No updates are available yet. We are performing investigation and as soon as we have some results to share, we will let you know. Please spare us some time.

Hello, I have the same problem, but with .Net nuget package “Aspose.Total” version 24.11.0. My executable is running in a docker container. Docker containers are running on Linux OS. Calling the method “Aspose.Pdf.XImage.Save (Stream)” throws an exception “Not supported image type”. When executing this function to process the same pdf document on Windows, everything works fine.

@SergiiBykov @deepakbs

We have investigated this issue, the reason for this error is that libgdiplus package is not installed in the environment. To work our product in non-Windows environment, we recommend our customers to install:

  • libgdiplus package
  • package with Microsoft compatible fonts: ttf-mscorefonts-installer. (e.g. sudo apt-get install ttf-mscorefonts-installer)

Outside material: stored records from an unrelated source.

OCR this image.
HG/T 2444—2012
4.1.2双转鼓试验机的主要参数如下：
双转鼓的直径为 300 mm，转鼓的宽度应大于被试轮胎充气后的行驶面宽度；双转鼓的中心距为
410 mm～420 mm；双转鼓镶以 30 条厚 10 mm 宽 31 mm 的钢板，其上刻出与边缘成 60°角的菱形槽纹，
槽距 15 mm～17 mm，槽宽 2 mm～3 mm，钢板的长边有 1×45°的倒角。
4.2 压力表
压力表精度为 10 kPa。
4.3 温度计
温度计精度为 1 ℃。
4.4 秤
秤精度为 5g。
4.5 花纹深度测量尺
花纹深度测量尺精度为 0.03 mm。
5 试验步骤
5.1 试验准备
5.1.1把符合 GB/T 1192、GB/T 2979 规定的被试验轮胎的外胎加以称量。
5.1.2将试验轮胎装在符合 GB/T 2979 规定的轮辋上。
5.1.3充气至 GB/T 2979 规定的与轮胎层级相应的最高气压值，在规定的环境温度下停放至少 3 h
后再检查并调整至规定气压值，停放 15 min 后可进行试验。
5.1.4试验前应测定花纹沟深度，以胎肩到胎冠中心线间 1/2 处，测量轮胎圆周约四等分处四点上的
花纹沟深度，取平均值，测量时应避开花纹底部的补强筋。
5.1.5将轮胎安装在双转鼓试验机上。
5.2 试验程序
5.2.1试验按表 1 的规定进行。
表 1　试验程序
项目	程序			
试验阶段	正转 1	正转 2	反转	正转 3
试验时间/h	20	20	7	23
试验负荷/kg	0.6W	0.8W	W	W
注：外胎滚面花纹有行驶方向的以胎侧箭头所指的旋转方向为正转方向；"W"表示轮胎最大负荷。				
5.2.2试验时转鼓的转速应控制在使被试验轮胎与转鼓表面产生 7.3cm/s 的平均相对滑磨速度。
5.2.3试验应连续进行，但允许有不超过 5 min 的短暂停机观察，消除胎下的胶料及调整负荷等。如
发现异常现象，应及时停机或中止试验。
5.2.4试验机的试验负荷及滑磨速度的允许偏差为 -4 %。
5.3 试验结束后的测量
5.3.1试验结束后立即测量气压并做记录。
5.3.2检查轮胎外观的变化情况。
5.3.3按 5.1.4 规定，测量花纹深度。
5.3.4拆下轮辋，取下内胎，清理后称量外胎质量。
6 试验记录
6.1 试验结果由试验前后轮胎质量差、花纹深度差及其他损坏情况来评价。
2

These fonts should be placed in “/usr/share/fonts/truetype/msttcorefonts” directory as Aspose.PDF for Python via .NET scans this folder on Linux like operating systems.

Hi @asad.ali ,
I have already installed the following libraries

apt-get update && \
    apt-get upgrade -y && \
    apt-get install -y wget apt-transport-https software-properties-common \
    build-essential libssl-dev zlib1g-dev libncurses5-dev libncursesw5-dev \
    libreadline-dev libsqlite3-dev libgdbm-dev libdb5.3-dev libbz2-dev \
    libexpat1-dev liblzma-dev tk-dev libffi-dev curl gnupg libgdiplus libc6-dev

 wget http://ftp.uk.debian.org/debian/pool/contrib/m/msttcorefonts/ttf-mscorefonts-installer_3.8.1_all.deb && \
    dpkg -i ttf-mscorefonts-installer_3.8.1_all.deb || apt-get install -f -y

But still getting the same error

Thanks
Deepak

@deepakbs

Thanks for sharing the feedback. We will further investigate and let you know once we have some findings.